Adansonia ruprostipa, a baobab that produces orange to red flowers. This is the smallest of the baobabs and it is just a baby in Bernstein's garden. While it usually reaches 15 to 18 feet, it can stretch up much higher. Its fat reddish trunk has a distinctive bottle shape when it matures.
Euphorbia stenoclada from the sand dunes of southern Madagascar. Its branches are reminiscent of candelabra cactus or even some corals, but they end in wicked spines. They like to be shrubby, but Bernstein is training his to be more treelike.
Pyrenacantha malvifolia from the Horn of Africa and Kenya is a caudiciform vine, meaning the base is a caudex or water-storing organ. When Bernstein first bought this plant, about 10 years ago, its base was baseball size.
He put it in the ground four years ago at football size. Now, it's the size of the Great Pumpkin and could well reach six or eight feet across.
Herunia species. This stapelia relative has crawled out of its clay pot and spread into a dwarf forest of squarish green fingers. Lovely star-shaped flowers are dark red, though smelly enough to attract flies.
Fouquieria splendens, also called ocotillo and buggy whip, from the American Southwest and Mexico, does just fine here next to a handsome blue Agave neglecta that's another Florida native.
Among the tallest plants in this collector's garden are the pachypodiums and the variegated Opuntia cactus.
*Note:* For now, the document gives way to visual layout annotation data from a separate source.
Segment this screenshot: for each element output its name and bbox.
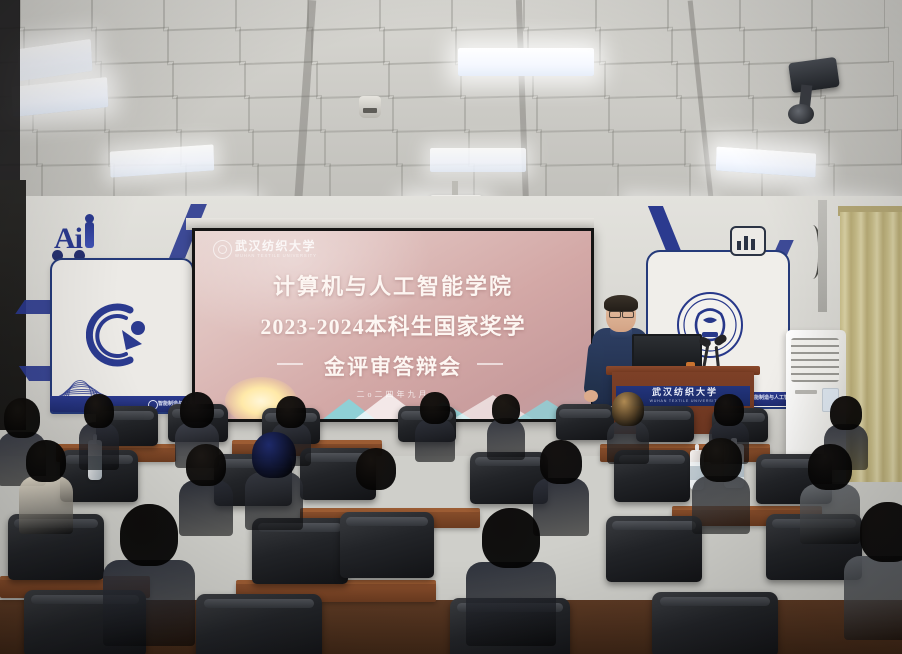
audience-member-body	[800, 484, 860, 544]
ceiling-tile	[252, 129, 326, 167]
camera-lens	[788, 104, 814, 124]
slide-title-line-2: 2023-2024本科生国家奖学	[195, 309, 591, 341]
audience-member-head	[4, 398, 40, 438]
ceiling-tile	[239, 27, 313, 66]
ceiling-tile	[392, 95, 466, 133]
projection-screen: 武汉纺织大学 WUHAN TEXTILE UNIVERSITY 计算机与人工智能…	[195, 231, 591, 419]
wall-pipe	[818, 200, 827, 312]
ceiling-tile	[167, 27, 241, 66]
logo-ring-icon	[213, 240, 232, 259]
audience-member-head	[540, 440, 582, 484]
audience-member-body	[245, 472, 303, 530]
audience-member-head	[26, 440, 66, 482]
audience-member-body	[179, 480, 233, 536]
ceiling-tile	[248, 95, 322, 133]
audience-member-body	[607, 420, 649, 464]
audience-member-body	[533, 478, 589, 536]
ceiling-tile	[680, 95, 754, 133]
ceiling-tile	[104, 95, 178, 133]
chart-bar	[744, 236, 748, 250]
ceiling-tile	[316, 61, 390, 99]
speaker-glasses-left	[609, 311, 621, 318]
air-conditioner-vents	[791, 338, 839, 382]
audience-member-head	[356, 448, 396, 490]
audience-member-head	[482, 508, 540, 568]
ceiling-tile	[828, 129, 902, 167]
ceiling-tile	[320, 95, 394, 133]
audience-member-body	[103, 560, 195, 646]
ceiling-tile	[95, 27, 169, 66]
ceiling-tile	[172, 61, 246, 99]
ceiling-tile	[100, 61, 174, 99]
ai-letter-i	[85, 222, 94, 248]
ceiling-tile	[743, 27, 817, 66]
audience-member-body	[19, 476, 73, 534]
slide-logo-chinese: 武汉纺织大学	[235, 239, 316, 253]
ceiling-light	[458, 48, 594, 76]
ai-wall-logo: Ai	[54, 220, 112, 258]
swoosh-logo-icon	[86, 300, 156, 370]
left-wall-dark-upper	[0, 0, 20, 196]
ceiling-tile	[671, 27, 745, 66]
audience-member-head	[180, 392, 214, 428]
audience-member-body	[844, 556, 902, 640]
speaker-glasses-right	[622, 311, 634, 318]
chair	[556, 404, 614, 440]
audience-member-body	[415, 418, 455, 462]
ceiling-tile	[612, 129, 686, 167]
ceiling-tile	[599, 27, 673, 66]
ceiling-tile	[676, 61, 750, 99]
audience-member-body	[466, 562, 556, 646]
ceiling-tile	[36, 129, 110, 167]
slide-logo-english: WUHAN TEXTILE UNIVERSITY	[235, 252, 317, 259]
ceiling-light	[430, 148, 526, 172]
audience-member-head	[420, 392, 450, 424]
ceiling-tile	[324, 129, 398, 167]
audience-member-head	[276, 396, 306, 428]
speaker-hair	[604, 295, 638, 312]
ceiling-tile	[383, 27, 457, 66]
smoke-detector-icon	[359, 96, 381, 118]
chair	[652, 592, 778, 654]
slide-university-logo: 武汉纺织大学 WUHAN TEXTILE UNIVERSITY	[213, 239, 321, 259]
audience-member-head	[252, 432, 296, 478]
audience-member-body	[79, 422, 119, 470]
audience-member-head	[860, 502, 902, 562]
slide-ornament-dash-right	[477, 363, 503, 365]
ceiling-tile	[388, 61, 462, 99]
ceiling-tile	[176, 95, 250, 133]
audience-member-head	[612, 392, 644, 426]
chair	[606, 516, 702, 582]
audience-member-body	[692, 476, 750, 534]
ceiling-tile	[540, 129, 614, 167]
bar-chart-icon	[730, 226, 766, 256]
ceiling-tile	[464, 95, 538, 133]
audience-member-head	[830, 396, 862, 430]
audience-member-body	[349, 484, 403, 540]
chart-bar	[751, 239, 755, 250]
audience-member-head	[808, 444, 852, 490]
ceiling-tile	[536, 95, 610, 133]
ceiling-tile	[608, 95, 682, 133]
chair	[196, 594, 322, 654]
ceiling-tile	[604, 61, 678, 99]
ceiling-tile	[311, 27, 385, 66]
audience-member-head	[714, 394, 744, 426]
slide-title-line-1: 计算机与人工智能学院	[195, 269, 591, 301]
audience-member-head	[84, 394, 114, 428]
audience-member-head	[700, 438, 742, 482]
audience-member-body	[487, 418, 525, 460]
audience-member-head	[186, 444, 226, 486]
ceiling-tile	[824, 95, 898, 133]
audience-member-head	[120, 504, 178, 566]
audience-member-head	[492, 394, 520, 424]
audience-area	[0, 392, 902, 654]
lecture-hall-photo: Ai 智能制造与人工智能 智能制造与人工智能	[0, 0, 902, 654]
chart-bar	[737, 241, 741, 250]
Pachypodium rutenbergianum, another Madagascar plant, is full of leaves now and grows quickly in the rainy season. In winter, when it's deciduous, Bernstein says it photosynthesizes through its bark so while leafless it isn't dormant. It has oleander-like flowers that are white.
SOME PROTECTION
In the summer rainy season, Bernstein keeps his small potted succulents in a small fabric shadehouse set up in the side yard. It protects them from too much water, not too little.
Outside, the big plants grow like crazy and are this photographer's personal paradise.